Could a new bull market below start at $2,000? TD Securities strategists discuss the appearance of the yellow metal. According to strategists, market participants are aware that the Fed is reaching ‘almost terminal’ levels in interest rates. This sets a high bar for a hawkish market reaction to the meeting. From this point of view, strategists make the following comment:
Surprisingly resilient data remains out of sync with the Fed’s inflation target. Stress in the banking industry raises concerns about the path of future data. As a result, the internal characteristics of the commodity market began to deteriorate rapidly. It also points to declining demand, consistent with an impending recession, particularly as China’s economic engine begins to stall. The risk of a deeper consolidation was significantly reduced. Also, the positioning pattern currently supports gold prices to continue to strengthen.
Key levels for gold price
Technical analyst Anil Panchal evaluates the technical outlook for gold on Technical Confluence Detector.
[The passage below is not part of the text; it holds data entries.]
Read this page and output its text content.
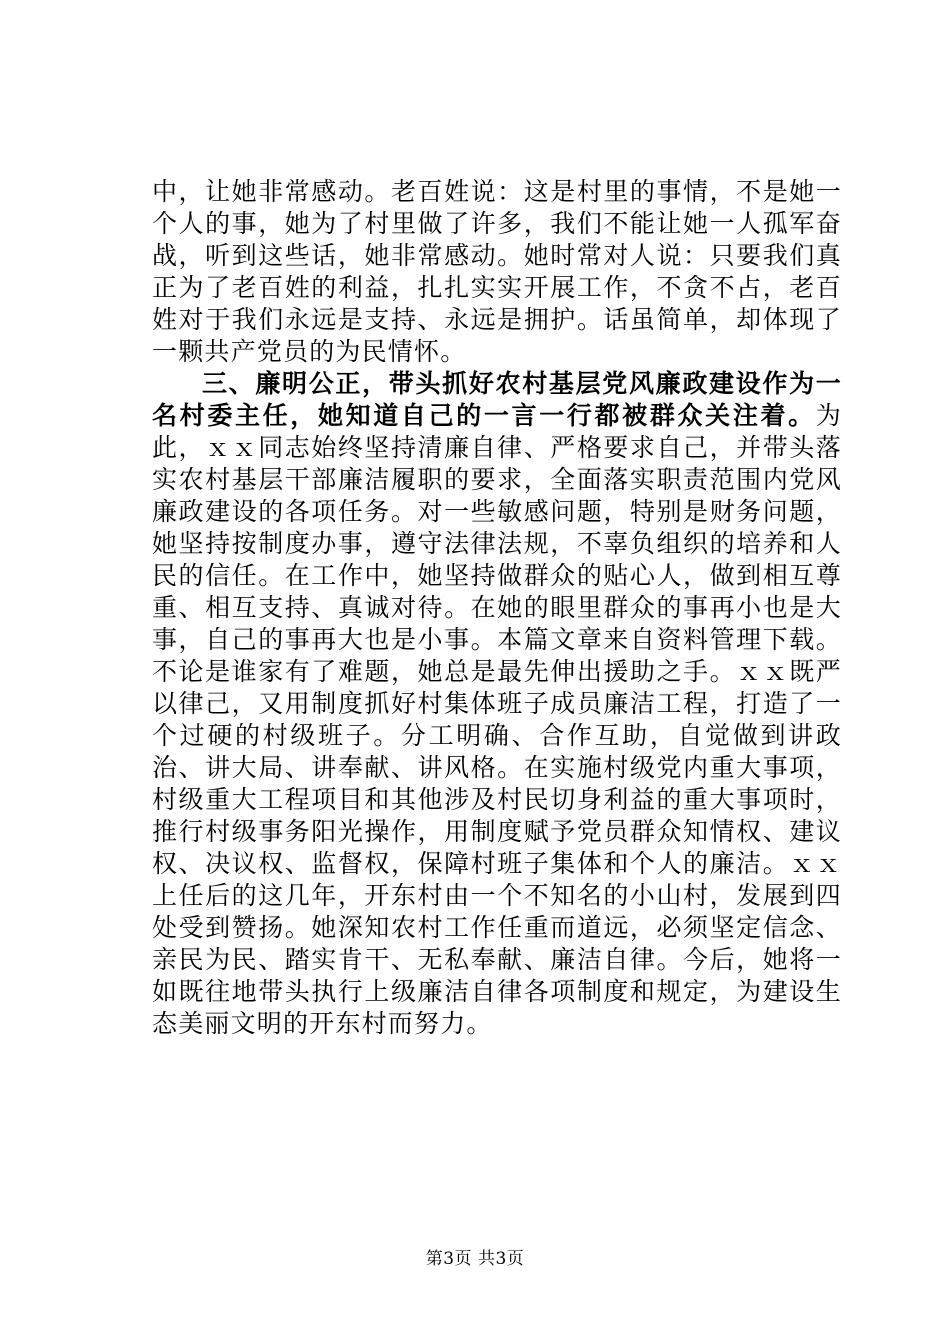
中，让她非常感动。老百姓说：这是村里的事情，不是她一个人的事，她为了村里做了许多，我们不能让她一人孤军奋战，听到这些话，她非常感动。她时常对人说：只要我们真正为了老百姓的利益，扎扎实实开展工作，不贪不占，老百姓对于我们永远是支持、永远是拥护。话虽简单，却体现了一颗共产党员的为民情怀。

三、廉明公正，带头抓好农村基层党风廉政建设作为一名村委主任，她知道自己的一言一行都被群众关注着。为此，ｘｘ同志始终坚持清廉自律、严格要求自己，并带头落实农村基层干部廉洁履职的要求，全面落实职责范围内党风廉政建设的各项任务。对一些敏感问题，特别是财务问题，她坚持按制度办事，遵守法律法规，不辜负组织的培养和人民的信任。在工作中，她坚持做群众的贴心人，做到相互尊重、相互支持、真诚对待。在她的眼里群众的事再小也是大事，自己的事再大也是小事。本篇文章来自资料管理下载。不论是谁家有了难题，她总是最先伸出援助之手。ｘｘ既严以律己，又用制度抓好村集体班子成员廉洁工程，打造了一个过硬的村级班子。分工明确、合作互助，自觉做到讲政治、讲大局、讲奉献、讲风格。在实施村级党内重大事项，村级重大工程项目和其他涉及村民切身利益的重大事项时，推行村级事务阳光操作，用制度赋予党员群众知情权、建议权、决议权、监督权，保障村班子集体和个人的廉洁。ｘｘ上任后的这几年，开东村由一个不知名的小山村，发展到四处受到赞扬。她深知农村工作任重而道远，必须坚定信念、亲民为民、踏实肯干、无私奉献、廉洁自律。今后，她将一如既往地带头执行上级廉洁自律各项制度和规定，为建设生态美丽文明的开东村而努力。

第3页 共3页
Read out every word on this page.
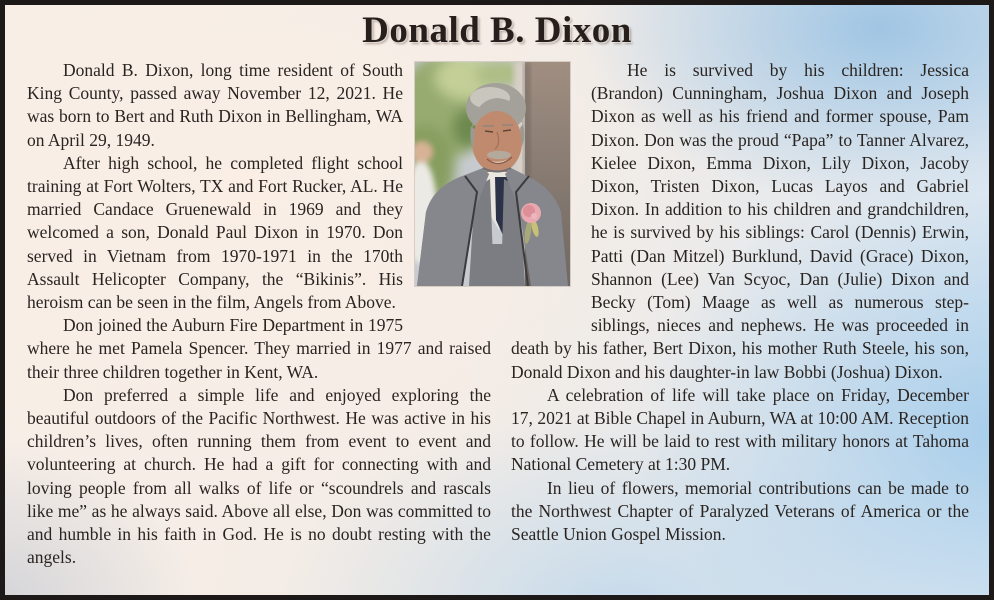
Donald B. Dixon

Donald B. Dixon, long time resident of South King County, passed away November 12, 2021. He was born to Bert and Ruth Dixon in Bellingham, WA on April 29, 1949.

After high school, he completed flight school training at Fort Wolters, TX and Fort Rucker, AL. He married Candace Gruenewald in 1969 and they welcomed a son, Donald Paul Dixon in 1970. Don served in Vietnam from 1970-1971 in the 170th Assault Helicopter Company, the “Bikinis”. His heroism can be seen in the film, Angels from Above.

Don joined the Auburn Fire Department in 1975 where he met Pamela Spencer. They married in 1977 and raised their three children together in Kent, WA.

Don preferred a simple life and enjoyed exploring the beautiful outdoors of the Pacific Northwest. He was active in his children’s lives, often running them from event to event and volunteering at church. He had a gift for connecting with and loving people from all walks of life or “scoundrels and rascals like me” as he always said. Above all else, Don was committed to and humble in his faith in God. He is no doubt resting with the angels.

He is survived by his children: Jessica (Brandon) Cunningham, Joshua Dixon and Joseph Dixon as well as his friend and former spouse, Pam Dixon. Don was the proud “Papa” to Tanner Alvarez, Kielee Dixon, Emma Dixon, Lily Dixon, Jacoby Dixon, Tristen Dixon, Lucas Layos and Gabriel Dixon. In addition to his children and grandchildren, he is survived by his siblings: Carol (Dennis) Erwin, Patti (Dan Mitzel) Burklund, David (Grace) Dixon, Shannon (Lee) Van Scyoc, Dan (Julie) Dixon and Becky (Tom) Maage as well as numerous step-siblings, nieces and nephews. He was proceeded in death by his father, Bert Dixon, his mother Ruth Steele, his son, Donald Dixon and his daughter-in law Bobbi (Joshua) Dixon.

A celebration of life will take place on Friday, December 17, 2021 at Bible Chapel in Auburn, WA at 10:00 AM. Reception to follow. He will be laid to rest with military honors at Tahoma National Cemetery at 1:30 PM.

In lieu of flowers, memorial contributions can be made to the Northwest Chapter of Paralyzed Veterans of America or the Seattle Union Gospel Mission.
Gold price is hovering well above the $2,025 resistance-support level, which includes the R2 one-week Pivot Point and the one-month Fibonacci 23.6%. The same joins the softer US Dollar to keep the gold bulls hopeful.
Even if gold price breaks the $2,025 support, the $2,011 confluence level could act as the last defense for gold buyers. The level in question covers the one-month Fibonacci 38.2% level. Following that, it’s possible that the $2,000 could act as an additional check for gold sellers before handing over control to them. On the other hand, the convergence of the R1 one-month and R3 one-week Pivot Points highlights $2,043 as a key short-term upside hurdle.
Should the gold price exceed $2,043, the previous month’s high and Bollinger’s upper band in the four-hour game could challenge gold buyers. It is worth noting that gold’s move beyond $2,043 could stall at $2,063, including the Pivot Point one-day R2 and Bollinger’s upper band in hourly play, a breakout of which could challenge the all-time high surrounding $2,080.